Les bras fouettant l'air, Nonna s'active pour chasser cet intrus venu perturber le calme méridien.

Préoccupée par son ennemi d'un jour, elle ne me remarque pas arriver, valise en main et sourire amusé. Je laisse tomber mon bagage dont le bruit libère ma grand-mère de sa tourmente. La mouette s'envole en emportant avec elle la mine sévère de Nonna pour laisser place à son sourire radieux.

— Ma chérie ! s'exclame t-elle en règlant son sonotone avant de me tendre ses bras usés, rentrons vite manger un bout et ensuite tu te reposeras. Ne t'inquiètes pas ça va aller. enchérit-elle, ses bras verrouillés autour de moi alors que nous marchons vers l'entrée.

Le regard posé sur cet écrin de sérénité, mon coeur se réchauffe de bonheur pendant que mon esprit affligé se charge de tous les souvenirs tissés au fil des années.

Ecrasée par les habitations auxquelles elle est jumelée, elle se révèle modeste aux yeux de tous. Dans mon coeur, il en est tout le contraire. Spectatrice de nos moments complices avec mes grands-parents, elle s'est enrichie de nos éclats de rires, des découvertes et connaissances de Papé, de moment de doutes et d'écoutes de leurs oreilles attentives et compréhensives devenues maintenant sourdes de murmures. Mais surtout d'amour. Un amour inconditionnel qui m'a permit de devenir celle que je suis aujourd'hui.

Plus qu'une maison, elle est devenue mon refuge.

Et Dieu sait combien j'ai besoin d'un refuge aujourd'hui.

Le seuil de la porte nous accueille de l'odeur alléchante du repas venant caresser mon appétit qui naît instantanément.

Nonna, comme toute grand-mère, veille toujours à ce que je ne manque de rien et surtout pas de nourriture. Trop soucieuse de mon confort, elle me laisse à chaque visite sa chambre au profit de son canapé convertible.

"C'est comme vivre une seconde jeunesse" vous dirait-elle.

Assises autour de la table, nous nous régalons du festin qu'elle a préparé avec tant d'amour. Des fragments de souvenirs, éclats de rire et tintement de couvert plus tard, je pars me reposer.

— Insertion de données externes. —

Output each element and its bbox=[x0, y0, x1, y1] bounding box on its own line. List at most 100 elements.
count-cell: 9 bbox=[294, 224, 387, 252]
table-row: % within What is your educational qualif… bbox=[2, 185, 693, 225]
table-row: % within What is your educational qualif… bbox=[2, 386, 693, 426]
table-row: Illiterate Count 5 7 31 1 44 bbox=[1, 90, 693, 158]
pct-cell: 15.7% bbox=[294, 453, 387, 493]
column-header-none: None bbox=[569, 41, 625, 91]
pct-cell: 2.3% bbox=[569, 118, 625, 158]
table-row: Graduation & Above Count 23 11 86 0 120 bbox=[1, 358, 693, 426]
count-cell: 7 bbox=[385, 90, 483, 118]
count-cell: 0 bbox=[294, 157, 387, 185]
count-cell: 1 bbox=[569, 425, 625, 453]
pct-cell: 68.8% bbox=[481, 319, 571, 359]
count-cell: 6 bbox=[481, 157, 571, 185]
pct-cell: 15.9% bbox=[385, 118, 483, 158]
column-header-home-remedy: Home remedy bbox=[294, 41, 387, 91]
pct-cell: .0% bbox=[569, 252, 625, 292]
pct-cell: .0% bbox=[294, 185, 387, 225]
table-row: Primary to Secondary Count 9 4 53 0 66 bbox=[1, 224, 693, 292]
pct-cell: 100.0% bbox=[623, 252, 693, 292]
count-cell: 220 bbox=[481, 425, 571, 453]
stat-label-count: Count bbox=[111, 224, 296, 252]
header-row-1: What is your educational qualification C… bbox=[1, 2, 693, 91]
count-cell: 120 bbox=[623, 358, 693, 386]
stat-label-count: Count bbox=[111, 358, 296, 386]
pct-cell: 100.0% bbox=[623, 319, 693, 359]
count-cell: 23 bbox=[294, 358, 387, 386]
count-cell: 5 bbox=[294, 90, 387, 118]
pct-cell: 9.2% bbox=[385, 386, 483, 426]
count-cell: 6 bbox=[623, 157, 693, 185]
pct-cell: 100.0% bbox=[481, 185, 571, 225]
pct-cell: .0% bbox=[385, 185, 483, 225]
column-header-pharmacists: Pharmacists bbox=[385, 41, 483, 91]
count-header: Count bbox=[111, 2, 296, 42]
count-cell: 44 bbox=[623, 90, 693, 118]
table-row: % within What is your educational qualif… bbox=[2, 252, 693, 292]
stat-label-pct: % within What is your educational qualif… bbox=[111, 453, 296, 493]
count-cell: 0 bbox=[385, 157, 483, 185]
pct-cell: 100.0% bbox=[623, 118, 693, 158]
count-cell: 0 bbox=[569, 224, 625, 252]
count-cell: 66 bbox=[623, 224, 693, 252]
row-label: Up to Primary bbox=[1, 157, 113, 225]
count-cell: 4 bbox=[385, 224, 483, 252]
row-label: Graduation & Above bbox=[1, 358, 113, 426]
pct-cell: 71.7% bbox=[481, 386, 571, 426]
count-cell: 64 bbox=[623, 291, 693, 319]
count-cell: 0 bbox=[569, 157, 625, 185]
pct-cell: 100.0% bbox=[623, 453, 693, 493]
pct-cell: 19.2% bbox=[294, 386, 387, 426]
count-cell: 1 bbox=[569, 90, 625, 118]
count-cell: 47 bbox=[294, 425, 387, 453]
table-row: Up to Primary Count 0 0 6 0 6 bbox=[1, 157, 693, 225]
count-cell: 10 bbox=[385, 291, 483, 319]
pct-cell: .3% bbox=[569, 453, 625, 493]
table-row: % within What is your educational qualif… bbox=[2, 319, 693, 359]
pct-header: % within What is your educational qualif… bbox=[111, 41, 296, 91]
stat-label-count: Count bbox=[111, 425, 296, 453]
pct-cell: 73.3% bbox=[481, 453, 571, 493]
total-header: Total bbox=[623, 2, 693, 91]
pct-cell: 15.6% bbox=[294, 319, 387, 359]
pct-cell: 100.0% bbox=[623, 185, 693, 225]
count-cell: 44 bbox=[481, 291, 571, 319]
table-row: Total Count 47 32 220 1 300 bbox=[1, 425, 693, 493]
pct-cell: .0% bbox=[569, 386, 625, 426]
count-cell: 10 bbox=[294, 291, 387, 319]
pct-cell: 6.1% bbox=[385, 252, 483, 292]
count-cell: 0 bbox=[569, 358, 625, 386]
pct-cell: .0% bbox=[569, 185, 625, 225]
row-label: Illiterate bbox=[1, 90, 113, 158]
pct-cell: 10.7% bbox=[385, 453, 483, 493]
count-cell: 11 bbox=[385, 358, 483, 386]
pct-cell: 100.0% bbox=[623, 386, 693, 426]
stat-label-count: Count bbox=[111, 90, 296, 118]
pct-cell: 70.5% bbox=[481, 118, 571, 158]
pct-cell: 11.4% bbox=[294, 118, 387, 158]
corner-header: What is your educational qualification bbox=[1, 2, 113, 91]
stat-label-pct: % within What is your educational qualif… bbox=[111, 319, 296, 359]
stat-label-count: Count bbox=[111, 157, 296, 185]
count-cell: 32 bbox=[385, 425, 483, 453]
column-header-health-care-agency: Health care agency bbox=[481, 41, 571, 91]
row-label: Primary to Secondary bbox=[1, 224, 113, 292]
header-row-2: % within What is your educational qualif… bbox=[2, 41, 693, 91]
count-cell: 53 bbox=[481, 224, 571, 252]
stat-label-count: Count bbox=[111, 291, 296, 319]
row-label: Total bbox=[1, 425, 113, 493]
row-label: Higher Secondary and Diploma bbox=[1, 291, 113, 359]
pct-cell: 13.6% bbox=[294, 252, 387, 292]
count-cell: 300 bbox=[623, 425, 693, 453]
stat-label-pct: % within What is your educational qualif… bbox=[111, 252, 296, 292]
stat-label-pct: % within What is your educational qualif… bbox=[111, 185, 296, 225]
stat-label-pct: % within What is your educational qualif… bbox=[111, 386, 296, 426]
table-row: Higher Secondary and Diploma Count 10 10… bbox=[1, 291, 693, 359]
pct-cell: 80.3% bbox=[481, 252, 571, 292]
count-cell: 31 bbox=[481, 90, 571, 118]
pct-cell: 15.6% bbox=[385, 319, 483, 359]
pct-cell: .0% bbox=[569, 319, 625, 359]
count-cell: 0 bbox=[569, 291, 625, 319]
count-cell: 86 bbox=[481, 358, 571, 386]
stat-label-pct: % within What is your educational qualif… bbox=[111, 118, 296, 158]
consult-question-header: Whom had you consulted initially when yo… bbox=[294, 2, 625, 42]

Ressourcée, je sors sur la terrasse et pince mes lèvres en voyant la silhouette de Nonna sur la plage face aux flots.

Disparu tragiquement avec son équipage lors d'un naufrage en mer, le départ de mon grand-père a été un tsunami dans nos vies. Telle l'ancre qui n'a jamais trouvé le sable, sa perte a alourdit nos cœurs de son absence, pesant encore sur notre quotidien. La mer m'a pris mon deuxième père mais surtout le grand premier et dernier amour de Nonna. La force de ses mots qui se veulent réconfortants n'est rien comparé à l'immensité de son chagrin. Dix ans après, il la pousse encore à scruter l'horizon dans l'espoir de voir se dessiner les contours du bateau qui lui ramènera son mari pour le prendre dans ses bras une dernière fois.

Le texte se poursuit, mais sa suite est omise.